In circonvallazione Ovest sorge la Residenza Sanitaria Assistenziale per anziani non autosufficienti, inaugurata il 18/12/2006. Ha una capienza di 60 posti, è opera della fondazione Valenza Anziani, costituitasi nel 1997, e avrà un costo finale di circa 10 milioni di euro. Dopo una lunga opera di restauro, e troppi milioni spesi – è sempre agevole fare i prodighi con i soldi degl’altri – nel 2007 si rialza il sipario sul Teatro Sociale con un cincin di retorica. Resta fino ai giorni nostri il fastidioso acufene piscina comunale, fuori uso da una decina di anni e oggetto di disastrose depredazioni – giace nell’abbandono, degradata ormai a enorme rifiuto – ha condizionato non poco la “delikatessen” della politica locale, travestita, a secondo del caso, da statista o da rivoluzionaria, spesso teorizzando l’impraticabile e non riuscendo a mantenere il necessario.

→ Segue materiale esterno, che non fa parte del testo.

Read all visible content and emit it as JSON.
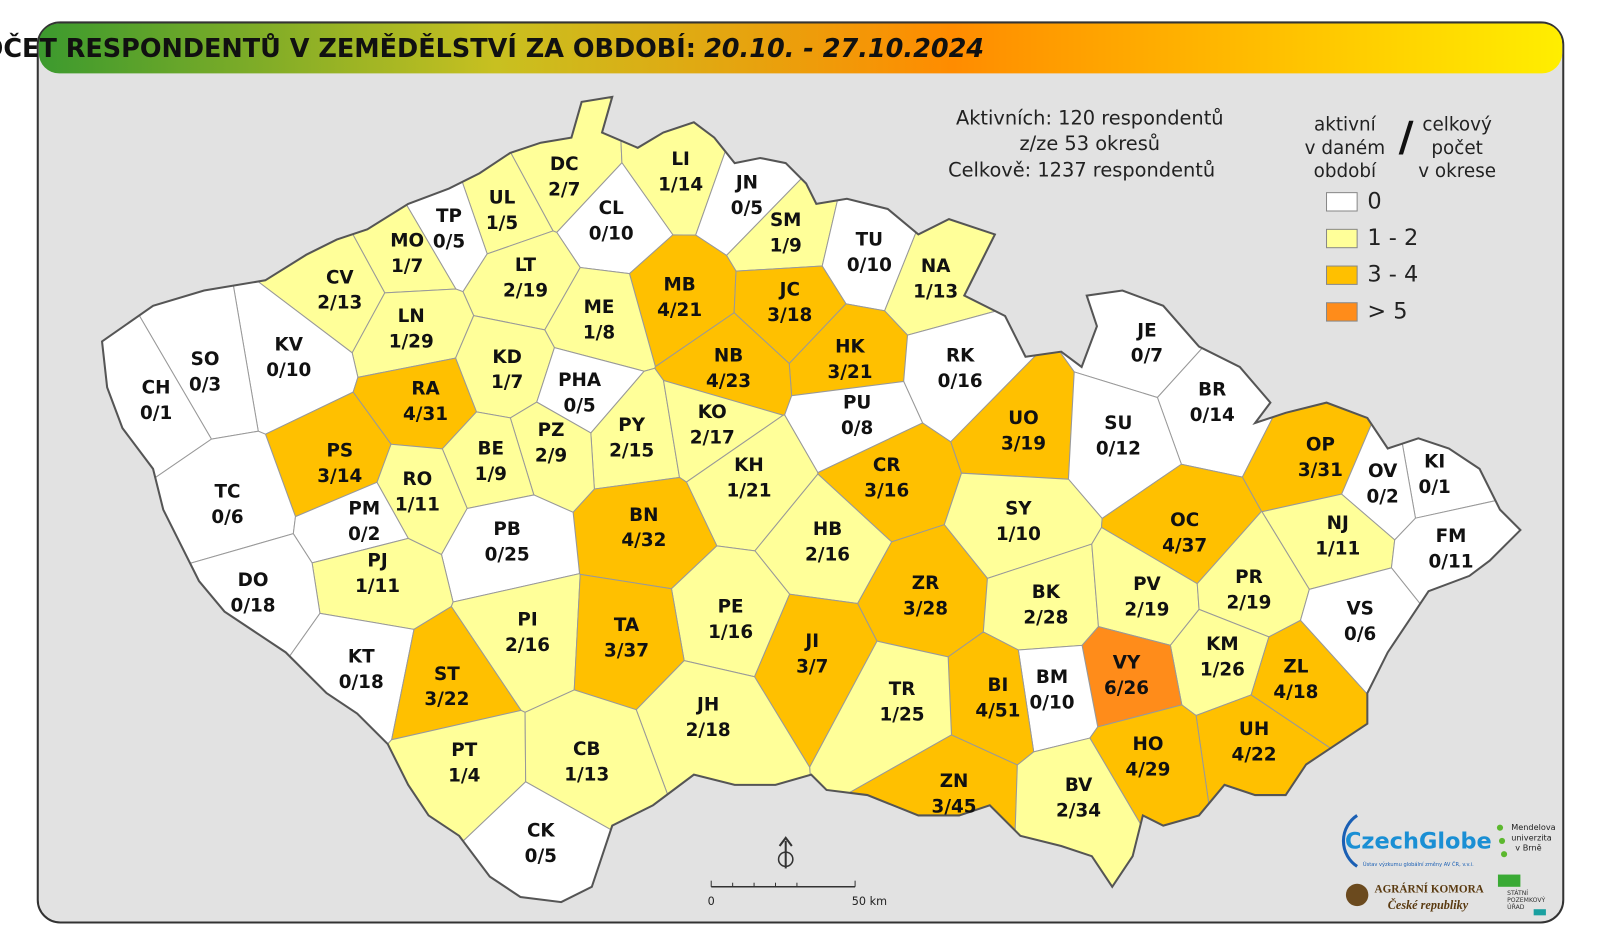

Per i valenzani anche la vita religiosa si è complicata in questi anni: la diminuzione della natalità, la poca frequentazione della chiesa e l’età del clero in aumento hanno ultimamente portato ad affidare le cinque parrocchie valenzane e la cura delle anime a un unico prete. Le nostre “radici cristiane” sono ormai stranite, prive di tronchi, rami e foglie. Il cristianesimo è in agonia perché non c’è più il privilegio di avere una fede, anche se non dobbiamo fermarci ai soli dati della scarsità di fedeli alla messa poiché esiste una certa religiosità sommersa: una fede non praticata.

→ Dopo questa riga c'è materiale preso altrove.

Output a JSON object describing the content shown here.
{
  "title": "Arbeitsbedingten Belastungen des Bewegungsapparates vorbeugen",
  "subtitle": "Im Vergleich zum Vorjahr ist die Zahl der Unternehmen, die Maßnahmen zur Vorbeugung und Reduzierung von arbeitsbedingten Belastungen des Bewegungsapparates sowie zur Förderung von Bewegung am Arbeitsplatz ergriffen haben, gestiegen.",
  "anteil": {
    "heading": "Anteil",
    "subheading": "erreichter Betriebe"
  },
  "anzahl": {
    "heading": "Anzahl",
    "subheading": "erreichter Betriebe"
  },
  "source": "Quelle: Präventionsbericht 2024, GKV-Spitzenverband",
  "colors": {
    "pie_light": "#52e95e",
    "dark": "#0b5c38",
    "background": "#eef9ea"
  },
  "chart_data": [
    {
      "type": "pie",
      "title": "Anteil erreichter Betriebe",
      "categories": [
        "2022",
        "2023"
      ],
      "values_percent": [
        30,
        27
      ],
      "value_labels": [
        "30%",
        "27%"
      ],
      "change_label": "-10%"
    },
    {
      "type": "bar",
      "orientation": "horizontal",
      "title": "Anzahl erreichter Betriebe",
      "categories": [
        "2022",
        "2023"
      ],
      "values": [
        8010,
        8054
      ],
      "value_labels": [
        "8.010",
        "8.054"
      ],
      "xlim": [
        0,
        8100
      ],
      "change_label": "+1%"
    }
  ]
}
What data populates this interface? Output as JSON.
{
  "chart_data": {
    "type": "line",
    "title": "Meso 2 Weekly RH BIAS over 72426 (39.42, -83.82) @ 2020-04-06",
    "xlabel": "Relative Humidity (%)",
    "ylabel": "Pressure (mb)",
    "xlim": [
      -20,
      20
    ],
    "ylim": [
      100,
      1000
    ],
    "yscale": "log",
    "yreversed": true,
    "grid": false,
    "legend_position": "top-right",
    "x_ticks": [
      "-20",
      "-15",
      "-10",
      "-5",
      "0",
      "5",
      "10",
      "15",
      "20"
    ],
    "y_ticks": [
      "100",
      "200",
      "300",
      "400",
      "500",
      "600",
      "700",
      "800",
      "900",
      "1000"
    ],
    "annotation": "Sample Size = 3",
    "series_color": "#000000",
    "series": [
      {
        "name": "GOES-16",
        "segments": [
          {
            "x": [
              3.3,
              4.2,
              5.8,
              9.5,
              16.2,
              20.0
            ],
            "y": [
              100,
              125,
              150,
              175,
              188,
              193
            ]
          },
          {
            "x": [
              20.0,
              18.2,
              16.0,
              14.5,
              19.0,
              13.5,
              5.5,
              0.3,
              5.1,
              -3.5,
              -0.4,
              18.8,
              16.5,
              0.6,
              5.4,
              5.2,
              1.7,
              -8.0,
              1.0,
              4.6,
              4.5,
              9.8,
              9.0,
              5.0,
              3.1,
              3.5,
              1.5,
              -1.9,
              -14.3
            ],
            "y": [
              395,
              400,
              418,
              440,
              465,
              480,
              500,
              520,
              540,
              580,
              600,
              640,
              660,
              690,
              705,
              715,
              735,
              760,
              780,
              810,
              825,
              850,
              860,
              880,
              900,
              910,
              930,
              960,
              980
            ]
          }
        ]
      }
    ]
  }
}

Insomma, ragioni di gaudio non ce ne sono. Probabilmente l’exploit degli anni fecondi della nostra amata città non è derivata da una maggior abilità o da un maggior impegno rispetto al resto del paese, ma da una congiunzione di eventi e di situazioni particolari. Sotto certi aspetti, è stata anche un’economia delle più avanzate, che rappresentava un futuro di crescita, in alcuni periodi tanto caldeggiata e applaudita. Un sistema che, per mezzo secolo, ha utilizzato il lavoro in forma individuale e non collettiva, in cui la ricompensa è stata rapportata alla produttività del singolo e non troppo ai meccanismi burocratici collettivi. Poi è andata come sappiamo e descritto; ultimamente la crescita del fatturato del distretto è dipesa prevalentemente dall’insediamento di brand mondiali, un tipo d’impresa orafa caratterizzata da una strategia basata sul forte investimento nel marchio e nell’immagine del prodotto. Un tipo d’impresa relativamente nuovo per il distretto in quanto le imprese di questo territorio, cavalcando l’onda, si sono sempre caratterizzate per avere una bassa visibilità sul mercato, non avendo mai privilegiato l’investimento sul marchio e sui canali distributivi diretti.
In questi ultimi anni abbiamo visto cose che non avremmo mai immaginato. Con il senno di poi, e dicendo quel che si è spesso taciuto, viene da chiedersi se le macerie del presente sono gli esiti del passato, se fosse vera gloria quella dell’oreficeria valenzana, se fosse reale e, soprattutto, se ritornerà: non ci sono basi certe per affermarlo, ma neanche per escluderlo.
Oggi scontiamo anche una fragilità inedita e il dubbio che non si valga nulla; i boomer rimproverano ai millennial di essere troppo nichilisti e rinunciatari, mentre questi biasimano i loro genitori per non essere stati abbastanza autorevoli nel difendere quanto avevano realizzato. L’arma del giudizio vale per tutti. In ogni caso, nessuno cresce senza ingombri, sfregi e amarezze.